Intentional community in Illinois

Reba Place Fellowship is a Christian intentional community in Evanston, Illinois, within the Chicago metro area. Founded in 1957, Reba Place Fellowship is the oldest urban Christian commune in the United States. Families and singles share life together in houses and apartments owned by Reba Place in two different Chicago neighborhoods, one in Evanston and the other in Rogers Park. The community shares a common purse, where paychecks are pooled, and members are given monthly allowances. After distributing personal and family living expenses, Reba uses the remainder "to further God's Kingdom," by meeting needs within the group, or furthering ministries outside of the community.

==The Overground Railroad==
In the 1980s, Reba Place Fellowship, in conjunction with Jubilee Partners initiated the "Overground Railroad," a collaborative effort among 60 churches to help hundreds of illegal immigrants from Central America cross over into Canada.
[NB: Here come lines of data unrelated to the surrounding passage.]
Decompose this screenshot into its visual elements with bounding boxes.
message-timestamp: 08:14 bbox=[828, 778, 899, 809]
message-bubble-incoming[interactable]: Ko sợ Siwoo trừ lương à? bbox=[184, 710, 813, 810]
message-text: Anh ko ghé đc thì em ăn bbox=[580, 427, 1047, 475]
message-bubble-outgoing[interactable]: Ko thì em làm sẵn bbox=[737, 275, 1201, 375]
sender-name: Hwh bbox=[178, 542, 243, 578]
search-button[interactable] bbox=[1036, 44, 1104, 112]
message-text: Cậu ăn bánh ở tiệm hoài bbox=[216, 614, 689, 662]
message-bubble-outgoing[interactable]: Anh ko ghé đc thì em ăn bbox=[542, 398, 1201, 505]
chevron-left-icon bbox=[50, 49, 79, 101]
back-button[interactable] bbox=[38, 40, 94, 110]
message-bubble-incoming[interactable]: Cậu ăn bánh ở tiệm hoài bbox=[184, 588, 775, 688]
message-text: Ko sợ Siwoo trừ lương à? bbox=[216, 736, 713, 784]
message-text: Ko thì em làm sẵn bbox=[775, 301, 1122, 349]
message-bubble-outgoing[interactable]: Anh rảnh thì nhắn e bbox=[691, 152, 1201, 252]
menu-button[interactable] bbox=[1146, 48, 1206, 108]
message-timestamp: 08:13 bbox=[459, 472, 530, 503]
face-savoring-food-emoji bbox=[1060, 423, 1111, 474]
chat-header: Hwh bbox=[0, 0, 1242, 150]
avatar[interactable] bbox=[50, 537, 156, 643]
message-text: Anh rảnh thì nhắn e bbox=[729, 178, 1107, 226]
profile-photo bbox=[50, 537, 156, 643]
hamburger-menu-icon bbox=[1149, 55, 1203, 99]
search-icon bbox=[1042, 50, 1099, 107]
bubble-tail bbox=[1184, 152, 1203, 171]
The name "Overground Railroad" was chosen, to distinguish it from some of the illegal actions taken by the "Underground Railroad" inspired Sanctuary movement. Instead, the Overground Railroad set out to defy the spirit, but not the letter of INS laws, by seeking asylum in Canada for the population of (what was mostly) Salvadoran and Guatemalan refugees. If Canadian asylum was not achievable, the group used techniques to extend the asylum process in the U.S., to minimize and delay the possibility of deportation.